O principal ponto de atenção segue sendo a integração da IA generativa nas operações empresariais. Conforme destacado pelo Digital Data Design Institute de Harvard, um dos maiores desafios das empresas está na operacionalização da IA generativa, em especial na disseminação da adoção eficiente e responsável dentro dos sistemas organizacionais.

Ainda não se sabe quais são as limitações deste método de aprimoramento contínuo baseado em dados de treinamento.

Isso requer investimento em infraestrutura, formação de equipes e, acima de tudo, uma liderança que compreenda os potenciais limites e as capacidades da tecnologia​.

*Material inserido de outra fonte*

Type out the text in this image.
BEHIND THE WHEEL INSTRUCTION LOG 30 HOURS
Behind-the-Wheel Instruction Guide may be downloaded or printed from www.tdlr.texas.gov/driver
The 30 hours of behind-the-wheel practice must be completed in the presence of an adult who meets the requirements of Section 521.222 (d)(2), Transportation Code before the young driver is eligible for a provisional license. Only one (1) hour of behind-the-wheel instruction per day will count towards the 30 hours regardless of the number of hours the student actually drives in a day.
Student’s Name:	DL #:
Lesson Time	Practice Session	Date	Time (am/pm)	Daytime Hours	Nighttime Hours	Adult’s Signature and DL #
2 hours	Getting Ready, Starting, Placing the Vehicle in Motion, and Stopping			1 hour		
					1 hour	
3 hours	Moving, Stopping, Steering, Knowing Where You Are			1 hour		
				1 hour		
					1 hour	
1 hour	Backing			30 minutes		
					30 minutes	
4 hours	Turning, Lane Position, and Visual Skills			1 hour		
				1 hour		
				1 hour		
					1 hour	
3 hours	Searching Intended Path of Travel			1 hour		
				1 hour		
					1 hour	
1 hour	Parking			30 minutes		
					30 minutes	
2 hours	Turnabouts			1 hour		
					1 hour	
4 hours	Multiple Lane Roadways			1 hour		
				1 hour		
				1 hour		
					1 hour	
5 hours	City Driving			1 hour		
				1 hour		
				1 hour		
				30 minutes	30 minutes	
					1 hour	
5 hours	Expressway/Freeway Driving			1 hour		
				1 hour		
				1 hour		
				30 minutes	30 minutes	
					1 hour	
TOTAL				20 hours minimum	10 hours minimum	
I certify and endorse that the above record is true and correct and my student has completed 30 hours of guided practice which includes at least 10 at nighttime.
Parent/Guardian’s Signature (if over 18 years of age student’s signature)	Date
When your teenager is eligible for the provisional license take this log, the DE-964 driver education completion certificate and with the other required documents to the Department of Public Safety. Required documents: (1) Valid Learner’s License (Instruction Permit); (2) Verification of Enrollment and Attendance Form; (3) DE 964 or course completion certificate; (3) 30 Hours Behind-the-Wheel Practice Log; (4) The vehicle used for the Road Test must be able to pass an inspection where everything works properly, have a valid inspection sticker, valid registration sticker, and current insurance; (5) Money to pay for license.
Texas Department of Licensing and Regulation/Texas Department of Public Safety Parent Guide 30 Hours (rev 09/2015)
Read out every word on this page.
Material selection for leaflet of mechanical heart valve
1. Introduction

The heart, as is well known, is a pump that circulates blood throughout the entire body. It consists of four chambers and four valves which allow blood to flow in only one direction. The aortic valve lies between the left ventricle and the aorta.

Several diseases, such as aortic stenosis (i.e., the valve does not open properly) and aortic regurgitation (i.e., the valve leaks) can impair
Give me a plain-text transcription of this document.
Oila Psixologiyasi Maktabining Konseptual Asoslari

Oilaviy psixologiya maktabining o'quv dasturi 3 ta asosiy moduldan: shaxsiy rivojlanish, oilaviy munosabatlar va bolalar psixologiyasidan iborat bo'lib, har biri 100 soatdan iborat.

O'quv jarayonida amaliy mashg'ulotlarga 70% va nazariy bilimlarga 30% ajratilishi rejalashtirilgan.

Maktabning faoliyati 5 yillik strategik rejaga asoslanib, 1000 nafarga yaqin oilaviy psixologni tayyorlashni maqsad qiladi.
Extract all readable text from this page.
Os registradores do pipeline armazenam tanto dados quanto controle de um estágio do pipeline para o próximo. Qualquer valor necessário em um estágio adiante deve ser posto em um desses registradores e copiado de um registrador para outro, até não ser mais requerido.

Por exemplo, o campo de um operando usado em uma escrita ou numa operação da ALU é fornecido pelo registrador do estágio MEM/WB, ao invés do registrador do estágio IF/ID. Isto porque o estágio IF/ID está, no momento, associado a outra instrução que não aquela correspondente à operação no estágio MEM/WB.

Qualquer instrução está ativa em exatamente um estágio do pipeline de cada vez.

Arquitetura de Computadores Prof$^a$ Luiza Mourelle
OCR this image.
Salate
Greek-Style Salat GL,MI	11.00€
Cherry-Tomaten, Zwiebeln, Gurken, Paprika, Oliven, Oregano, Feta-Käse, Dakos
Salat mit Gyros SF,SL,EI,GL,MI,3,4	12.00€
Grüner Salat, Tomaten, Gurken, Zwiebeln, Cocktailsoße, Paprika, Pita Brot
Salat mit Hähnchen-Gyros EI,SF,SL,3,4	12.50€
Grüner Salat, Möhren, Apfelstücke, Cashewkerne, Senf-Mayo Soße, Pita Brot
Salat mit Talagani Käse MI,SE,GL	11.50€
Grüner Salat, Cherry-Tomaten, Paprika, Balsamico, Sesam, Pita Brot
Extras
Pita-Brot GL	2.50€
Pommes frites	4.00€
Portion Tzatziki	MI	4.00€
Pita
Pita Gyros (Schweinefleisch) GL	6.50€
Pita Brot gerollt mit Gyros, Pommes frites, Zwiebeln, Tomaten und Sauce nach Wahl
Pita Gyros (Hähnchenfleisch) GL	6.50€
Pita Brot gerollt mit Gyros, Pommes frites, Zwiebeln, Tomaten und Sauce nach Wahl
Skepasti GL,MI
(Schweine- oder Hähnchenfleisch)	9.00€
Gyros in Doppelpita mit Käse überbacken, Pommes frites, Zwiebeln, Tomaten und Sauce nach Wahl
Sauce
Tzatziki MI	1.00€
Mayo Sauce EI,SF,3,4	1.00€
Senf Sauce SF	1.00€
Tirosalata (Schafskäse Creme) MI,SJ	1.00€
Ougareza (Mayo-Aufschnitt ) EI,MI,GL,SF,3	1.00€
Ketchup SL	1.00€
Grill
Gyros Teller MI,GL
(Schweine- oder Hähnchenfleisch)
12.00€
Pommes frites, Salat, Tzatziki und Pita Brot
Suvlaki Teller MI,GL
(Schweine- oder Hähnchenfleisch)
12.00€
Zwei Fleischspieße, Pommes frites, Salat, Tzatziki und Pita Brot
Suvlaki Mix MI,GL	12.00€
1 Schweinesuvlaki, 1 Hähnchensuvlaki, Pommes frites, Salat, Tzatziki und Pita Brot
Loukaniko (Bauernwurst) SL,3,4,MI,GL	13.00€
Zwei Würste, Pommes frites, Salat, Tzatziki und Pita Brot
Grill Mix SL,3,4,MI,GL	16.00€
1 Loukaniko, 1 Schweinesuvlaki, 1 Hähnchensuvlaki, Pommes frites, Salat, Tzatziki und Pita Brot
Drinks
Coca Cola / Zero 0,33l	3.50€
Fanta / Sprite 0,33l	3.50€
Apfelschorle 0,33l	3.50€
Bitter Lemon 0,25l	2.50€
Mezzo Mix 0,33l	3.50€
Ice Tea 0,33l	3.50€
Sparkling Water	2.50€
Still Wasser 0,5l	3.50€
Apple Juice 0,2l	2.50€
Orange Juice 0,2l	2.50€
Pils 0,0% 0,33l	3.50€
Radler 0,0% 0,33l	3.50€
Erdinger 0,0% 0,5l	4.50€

O modelo ainda tem potencial para crescer em escala e capacidade, com dois eixos principais de expansão: modelos-base maiores e mais poder computacional de inferência.

É uma ferramenta poderosa, mas que deve ser usada com consciência de suas limitações atuais. Estou ansioso para ver como o GPT o1 continuará a evoluir e influenciar os futuros do trabalho com IA generativa.

DICAS PRÁTICAS PARA MAXIMIZAR O USO DO o1-PREVIEW

Para explorar todo o potencial do OpenAI o1-preview, os líderes precisam ajustar suas abordagens de interação com o modelo. Aqui estão algumas diretrizes baseadas nas dicas divulgadas pela OpenAI e na minha experiência com o modelo:

  1. Organização com delimitadores: use símbolos como "###" para estruturar o conteúdo, facilitando a interpretação pelo modelo.
  2. Evite detalhar o chain of thought: o o1-preview já faz raciocínios em múltiplas etapas internamente. Instruções explícitas sobre como o modelo deve pensar podem prejudicar a performance.
  3. Contexto relevante: limite o contexto a informações essenciais para a tarefa. O excesso de dados pode gerar respostas confusas ou demorar mais do que o necessário.
  4. Foque em tarefas objetivas e analíticas: para aproveitar ao máximo o GPT o1, concentre-se em tarefas com respostas claras e binárias, onde o modelo demonstra maior precisão.
  5. Valide respostas subjetivas: em áreas que envolvem julgamento humano ou criatividade, é importante revisar e validar as respostas fornecidas pelo modelo.
  6. Explore recursos multilíngues: aproveite as melhorias em outros idiomas para aplicações internacionais ou em contextos multilíngues.